Menanggapi itu, Yosar Ruiba Monoarfa alias Oca menjelaskan dirinya memiliki program hilirisasi manfaat di sejumlah lokasi PETI yang digagasnya sejak 2024. Hilirisasi manfaat ini, kata Oca, berupa tanggung jawab non formal oleh rakyat yang berprofesi sebagai pelaku usaha tambang untuk masyarakat lingkar tambang.

Sederhananya, dirinya mengaku pengumpulan dana dari para penambang yang diperuntuhkan untuk bantuan sembako atau program sosial untuk masyarakat lingkar tambang.
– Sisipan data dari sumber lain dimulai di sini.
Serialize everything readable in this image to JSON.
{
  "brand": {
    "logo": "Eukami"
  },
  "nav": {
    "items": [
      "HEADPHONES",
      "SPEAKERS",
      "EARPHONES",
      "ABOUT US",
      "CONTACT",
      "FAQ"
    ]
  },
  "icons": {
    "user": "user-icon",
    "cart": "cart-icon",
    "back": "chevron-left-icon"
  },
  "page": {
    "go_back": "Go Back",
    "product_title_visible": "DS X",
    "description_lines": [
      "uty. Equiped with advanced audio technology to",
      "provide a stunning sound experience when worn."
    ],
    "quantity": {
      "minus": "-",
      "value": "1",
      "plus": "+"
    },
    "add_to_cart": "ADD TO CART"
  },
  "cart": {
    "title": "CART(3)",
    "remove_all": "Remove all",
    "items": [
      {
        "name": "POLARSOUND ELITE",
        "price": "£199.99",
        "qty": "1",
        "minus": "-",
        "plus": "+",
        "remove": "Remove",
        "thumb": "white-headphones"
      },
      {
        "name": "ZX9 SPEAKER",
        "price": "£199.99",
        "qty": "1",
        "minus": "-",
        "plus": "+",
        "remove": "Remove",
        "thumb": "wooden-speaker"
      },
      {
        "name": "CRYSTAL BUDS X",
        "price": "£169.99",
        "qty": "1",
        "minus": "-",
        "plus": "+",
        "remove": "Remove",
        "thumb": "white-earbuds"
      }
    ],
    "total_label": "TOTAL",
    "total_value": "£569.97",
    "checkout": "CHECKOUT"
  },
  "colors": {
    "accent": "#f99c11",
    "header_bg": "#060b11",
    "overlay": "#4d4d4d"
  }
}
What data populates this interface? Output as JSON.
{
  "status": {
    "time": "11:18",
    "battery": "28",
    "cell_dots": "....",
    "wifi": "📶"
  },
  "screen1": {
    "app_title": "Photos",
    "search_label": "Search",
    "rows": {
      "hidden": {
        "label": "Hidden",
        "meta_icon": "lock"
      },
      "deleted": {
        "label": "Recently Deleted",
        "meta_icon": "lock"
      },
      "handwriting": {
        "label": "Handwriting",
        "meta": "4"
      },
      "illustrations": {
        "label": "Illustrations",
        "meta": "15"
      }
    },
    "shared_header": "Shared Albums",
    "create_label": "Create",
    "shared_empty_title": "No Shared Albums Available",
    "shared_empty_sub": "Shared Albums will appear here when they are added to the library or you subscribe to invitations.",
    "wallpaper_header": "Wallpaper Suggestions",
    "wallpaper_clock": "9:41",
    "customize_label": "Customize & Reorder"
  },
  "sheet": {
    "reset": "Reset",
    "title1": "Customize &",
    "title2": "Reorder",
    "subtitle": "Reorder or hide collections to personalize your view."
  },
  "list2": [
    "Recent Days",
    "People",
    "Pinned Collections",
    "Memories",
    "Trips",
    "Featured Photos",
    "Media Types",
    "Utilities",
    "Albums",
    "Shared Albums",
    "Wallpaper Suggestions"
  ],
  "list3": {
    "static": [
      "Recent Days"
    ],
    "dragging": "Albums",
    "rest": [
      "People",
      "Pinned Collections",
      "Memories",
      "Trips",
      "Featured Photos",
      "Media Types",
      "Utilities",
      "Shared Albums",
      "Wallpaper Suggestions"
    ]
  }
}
Dana dari pelaku usaha rakyat penambang itulah yang, kata dia, sering kali disalahpahami sebagai upeti, pungli, atau hal-hal yang tidak jelas.

“Sebab, saya tegaskan lagi, pengumpulan dana tertentu dari para pelaku usaha tambang rakyat memang ada, namun peruntukannya murni untuk kegiatan sosial masyarakat di hilir, yang diserahkan baik dengan atau tanpa menggunakan proposal kegiatan tertentu,” kata Yosar kepada Hibata.id akhir Februari lalu.

Ia menambahkan, bantuan sembako atau program sosial kerapa disalurkan setiap hari jumat kepada masyarakat yang membutuhkan. Secara eksplisit, katanya, selama ini tidak ada pengumpulan dana gotong-royong yang bersifat terpaksa, baik dalam hal waktu maupun jumlah.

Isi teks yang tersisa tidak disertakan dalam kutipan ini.